Strain hardening effect in austenite ferrite dual-phase steel subjected to tensile deformation

Abstract

Duplex stainless steel (DSS) with an austenite-ferrite duplex microstructure offers high strength and toughness, excellent resistance to intergranular and chloride corrosion, and good weldability. The strain hardening behavior of austenite and ferrite phases in duplex stainless steel, when subjected to a tensile stress condition, is studied in the current work. Specimens were prepared from test blocks soaked at a temperature of 1160˚ C followed by furnace cooling to 1060 ˚C and water quenching. Heat-treated samples were deformed for varied percentage elongations. Microstructural analysis using optical microscopy revealed the deformations in austenite and ferrite phases. The concentrations of component alloying elements were determined using Energy Dispersive X-Ray Analysis (EDX) and area-scan techniques.
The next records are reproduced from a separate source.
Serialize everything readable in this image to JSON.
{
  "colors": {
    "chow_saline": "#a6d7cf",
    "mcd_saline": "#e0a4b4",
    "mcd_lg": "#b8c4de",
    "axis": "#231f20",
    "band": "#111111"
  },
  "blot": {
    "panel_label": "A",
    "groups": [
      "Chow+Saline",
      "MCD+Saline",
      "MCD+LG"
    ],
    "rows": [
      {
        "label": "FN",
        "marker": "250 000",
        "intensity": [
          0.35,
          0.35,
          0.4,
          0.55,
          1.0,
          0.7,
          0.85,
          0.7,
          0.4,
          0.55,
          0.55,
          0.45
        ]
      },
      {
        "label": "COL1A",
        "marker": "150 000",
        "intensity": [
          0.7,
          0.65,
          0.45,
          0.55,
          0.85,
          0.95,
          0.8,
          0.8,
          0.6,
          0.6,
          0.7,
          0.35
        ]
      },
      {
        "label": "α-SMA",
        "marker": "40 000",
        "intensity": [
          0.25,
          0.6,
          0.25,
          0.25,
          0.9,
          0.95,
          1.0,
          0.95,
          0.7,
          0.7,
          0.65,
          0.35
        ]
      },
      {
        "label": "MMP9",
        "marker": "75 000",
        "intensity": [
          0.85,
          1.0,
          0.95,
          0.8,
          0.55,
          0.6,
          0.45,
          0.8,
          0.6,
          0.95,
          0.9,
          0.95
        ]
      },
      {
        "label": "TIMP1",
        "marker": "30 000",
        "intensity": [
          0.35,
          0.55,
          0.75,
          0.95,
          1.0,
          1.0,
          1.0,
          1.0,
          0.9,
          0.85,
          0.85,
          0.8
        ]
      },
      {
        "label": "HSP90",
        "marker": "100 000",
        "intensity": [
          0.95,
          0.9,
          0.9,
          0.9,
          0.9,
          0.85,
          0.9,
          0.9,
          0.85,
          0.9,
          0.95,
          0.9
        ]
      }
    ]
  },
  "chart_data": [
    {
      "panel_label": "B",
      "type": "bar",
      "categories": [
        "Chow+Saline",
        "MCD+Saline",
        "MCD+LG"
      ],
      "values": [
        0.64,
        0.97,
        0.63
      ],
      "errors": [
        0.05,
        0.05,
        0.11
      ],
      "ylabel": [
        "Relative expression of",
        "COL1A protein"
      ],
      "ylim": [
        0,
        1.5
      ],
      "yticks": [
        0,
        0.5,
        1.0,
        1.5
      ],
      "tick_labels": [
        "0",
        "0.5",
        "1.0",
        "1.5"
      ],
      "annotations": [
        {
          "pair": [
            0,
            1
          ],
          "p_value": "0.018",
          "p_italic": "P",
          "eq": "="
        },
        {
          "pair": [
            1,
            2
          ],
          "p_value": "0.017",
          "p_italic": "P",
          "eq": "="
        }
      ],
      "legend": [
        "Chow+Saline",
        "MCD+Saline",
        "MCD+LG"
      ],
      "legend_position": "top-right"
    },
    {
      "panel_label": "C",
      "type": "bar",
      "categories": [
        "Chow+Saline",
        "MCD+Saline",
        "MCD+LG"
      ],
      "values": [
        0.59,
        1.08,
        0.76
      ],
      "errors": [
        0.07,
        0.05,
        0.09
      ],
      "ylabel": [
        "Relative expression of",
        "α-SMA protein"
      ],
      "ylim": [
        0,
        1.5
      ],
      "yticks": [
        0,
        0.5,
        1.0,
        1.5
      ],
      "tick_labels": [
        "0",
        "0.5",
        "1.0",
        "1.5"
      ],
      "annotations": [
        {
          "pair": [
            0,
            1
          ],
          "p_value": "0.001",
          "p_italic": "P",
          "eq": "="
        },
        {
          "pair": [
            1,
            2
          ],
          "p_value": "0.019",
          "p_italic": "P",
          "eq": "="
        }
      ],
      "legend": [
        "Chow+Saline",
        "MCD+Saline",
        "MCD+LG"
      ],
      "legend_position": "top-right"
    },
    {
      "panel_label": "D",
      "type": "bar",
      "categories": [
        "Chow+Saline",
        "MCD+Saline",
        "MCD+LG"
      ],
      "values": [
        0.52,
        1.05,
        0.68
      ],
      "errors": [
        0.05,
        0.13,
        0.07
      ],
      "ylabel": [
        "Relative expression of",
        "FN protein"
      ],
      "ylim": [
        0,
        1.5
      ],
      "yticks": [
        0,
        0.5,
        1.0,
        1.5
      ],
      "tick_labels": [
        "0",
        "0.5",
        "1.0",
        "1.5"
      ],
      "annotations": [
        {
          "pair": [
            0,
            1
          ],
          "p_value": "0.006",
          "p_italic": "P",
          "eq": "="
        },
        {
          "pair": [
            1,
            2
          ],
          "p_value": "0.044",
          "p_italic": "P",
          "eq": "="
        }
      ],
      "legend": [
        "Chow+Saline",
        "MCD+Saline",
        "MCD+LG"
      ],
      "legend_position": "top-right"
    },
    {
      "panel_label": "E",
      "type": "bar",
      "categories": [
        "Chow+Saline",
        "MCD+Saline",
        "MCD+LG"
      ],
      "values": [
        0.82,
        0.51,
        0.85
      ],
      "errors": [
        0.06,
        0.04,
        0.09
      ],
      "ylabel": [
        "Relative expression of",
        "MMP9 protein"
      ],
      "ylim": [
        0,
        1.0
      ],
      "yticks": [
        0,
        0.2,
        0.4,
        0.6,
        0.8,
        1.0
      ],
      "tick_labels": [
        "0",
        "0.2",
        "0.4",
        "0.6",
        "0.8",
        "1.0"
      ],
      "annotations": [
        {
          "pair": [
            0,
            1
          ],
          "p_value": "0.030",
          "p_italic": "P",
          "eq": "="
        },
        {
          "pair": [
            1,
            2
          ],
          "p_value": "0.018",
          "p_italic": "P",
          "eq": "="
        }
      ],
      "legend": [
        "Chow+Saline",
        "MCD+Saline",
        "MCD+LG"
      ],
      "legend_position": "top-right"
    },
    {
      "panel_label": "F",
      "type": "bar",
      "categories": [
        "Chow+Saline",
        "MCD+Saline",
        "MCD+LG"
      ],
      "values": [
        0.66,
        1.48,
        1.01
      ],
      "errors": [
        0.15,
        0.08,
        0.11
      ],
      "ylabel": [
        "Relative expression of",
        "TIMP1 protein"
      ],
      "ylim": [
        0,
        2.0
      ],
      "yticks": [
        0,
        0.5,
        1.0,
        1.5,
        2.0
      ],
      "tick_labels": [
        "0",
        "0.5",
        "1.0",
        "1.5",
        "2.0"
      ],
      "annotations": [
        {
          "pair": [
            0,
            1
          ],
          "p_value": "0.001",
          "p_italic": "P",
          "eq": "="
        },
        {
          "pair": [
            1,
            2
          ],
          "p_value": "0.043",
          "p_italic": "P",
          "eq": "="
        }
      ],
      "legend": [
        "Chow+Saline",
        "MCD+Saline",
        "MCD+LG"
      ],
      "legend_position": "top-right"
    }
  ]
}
At each level of percentage deformations, as well as on the fractured sample, microhardness measurements were taken on both austenite and ferrite phases. The hardness values of both austenite and ferrite phases were observed to rise continuously with an increase in deformation. The rise in hardness value of the ferrite phase was found to be significantly higher than the rise of hardness in the austenite phase, proving that the ferrite phase has a higher work hardening with deformation.